Lorde Beric fitou Limo com uma expressão estranha no olho bom e nenhuma expressão no outro, só cicatrizes e sangue seco.

– Não há melhor curandeiro – concordou num tom fatigado. – Limo, já passa da hora de trocar a guarda, creio eu. Trate disso, por favor.

– Sim, senhor. – O comprido manto amarelo de Limo rodopiou atrás dele ao penetrar na noite ventosa.

– Até os homens corajosos se cegam, às vezes, quando têm medo de ver – disse Lorde Beric depois de Limo partir. – Thoros, quantas vezes já me trouxe de volta?

O sacerdote vermelho inclinou a cabeça.

– É R’hllor quem o traz de volta, senhor. O Senhor da Luz. Eu sou apenas o seu instrumento.

– Quantas vezes? – insistiu Lorde Beric.

– Seis – disse Thoros com relutância. – E é cada vez mais difícil. Tornou-se imprudente, senhor. A morte é assim tão encantadora?

– Encantadora? Não, meu amigo. Encantadora, não.

– Então não a corteje tanto. Lorde Tywin lidera a partir da retaguarda. Lorde Stannis também. O senhor seria sensato se fizesse o mesmo. Uma sétima morte pode significar o fim de nós dois.

Lorde Beric tocou o local por cima da orelha esquerda, onde a têmpora tinha uma reentrância.

– Foi aqui que Sor Burton Crakehall quebrou meu elmo e minha cabeça com um golpe da sua maça. – Tirou o cachecol, expondo a ferida negra que emoldurava seu pescoço. – Esta é a marca que a mantícora fez nas Cataratas Impetuosas. Prendeu um pobre criador de abelhas e a mulher dele, julgando que eram dos meus, e divulgou por todo lado que os enforcaria, a menos que eu me entregasse. Quando fiz isso, enforcou-os mesmo assim, e a mim também, na forca do meio. – Ergueu um dedo para o poço vermelho do seu olho. – Foi aqui que a Montanha enfiou o punhal através de meu visor. – Um sorriso cansado roçou seus lábios. – Com isso, foram três vezes que morri pelas mãos da Casa Clegane. Seria de se imaginar que eu teria aprendido...

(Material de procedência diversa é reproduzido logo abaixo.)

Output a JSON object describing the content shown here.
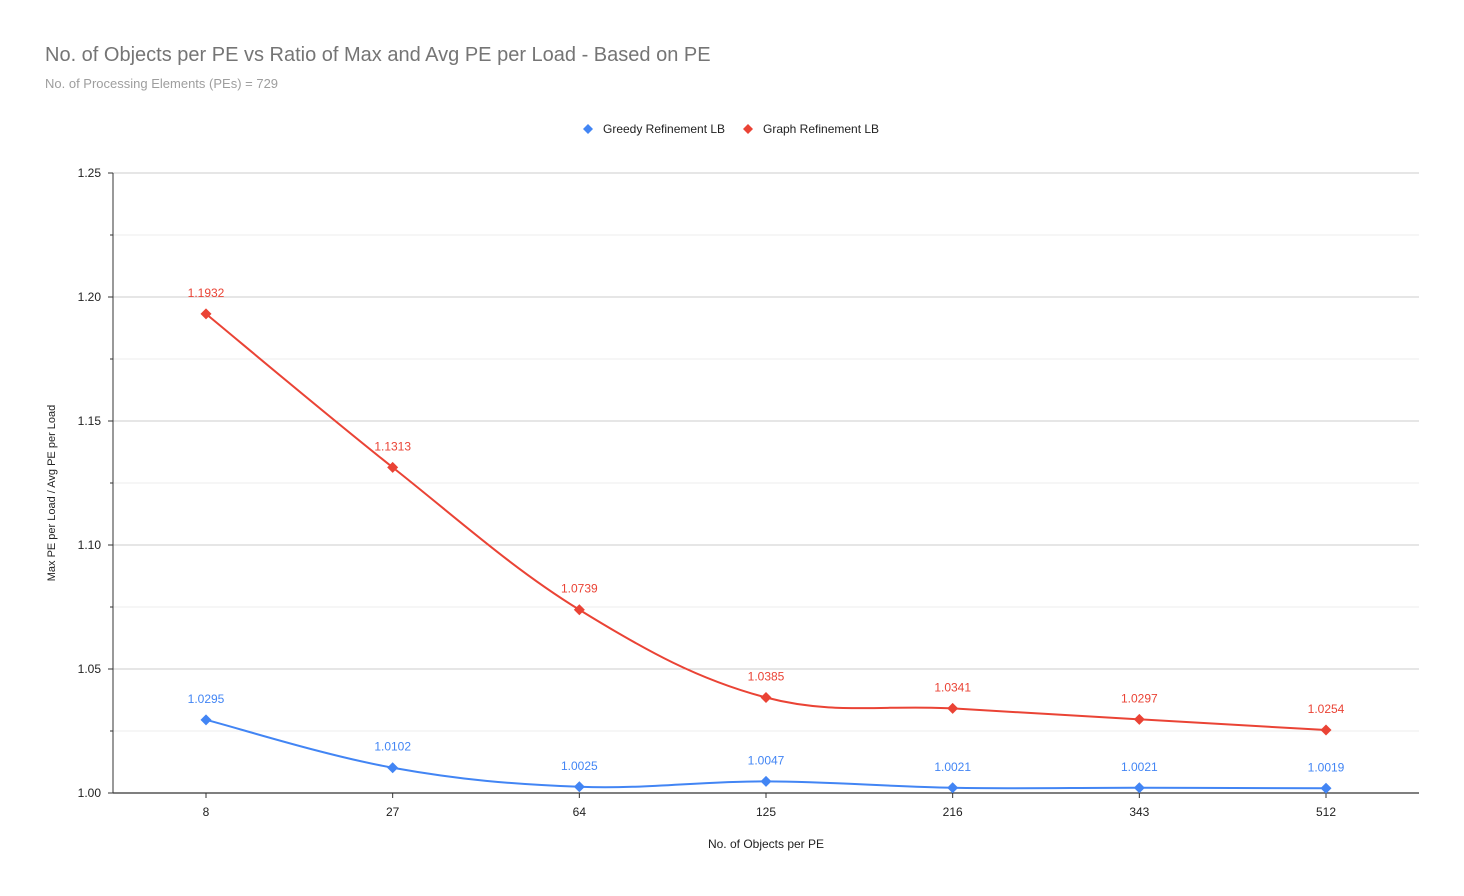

Arya sabia que era uma brincadeira, mas Thoros não riu. Apoiou uma mão no ombro de Lorde Beric.

– É melhor não pensar muito nisso.

– Será que eu posso pensar naquilo que quase não recordo? Antigamente tive um castelo na Marca, e houve uma mulher com quem estava prometido que me casasse, mas hoje não conseguiria encontrar esse castelo nem dizer a cor dos cabelos dessa mulher. Quem me armou cavaleiro, velho amigo? Quais eram os meus pratos preferidos? Tudo se desvanece. Às vezes penso que nasci na relva ensanguentada daquele bosque de freixos, com o sabor de fogo na boca e um buraco no peito. Você é a minha mãe, Thoros?

Arya fitou o sacerdote de Myr, todo ele cabelo desgrenhado, farrapos cor-de-rosa e partes de velhas armaduras. Uma barba rala grisalha cobria suas faces e a pele solta por baixo do queixo. Não se parecia muito com os feiticeiros das histórias da Velha Ama, mas mesmo assim...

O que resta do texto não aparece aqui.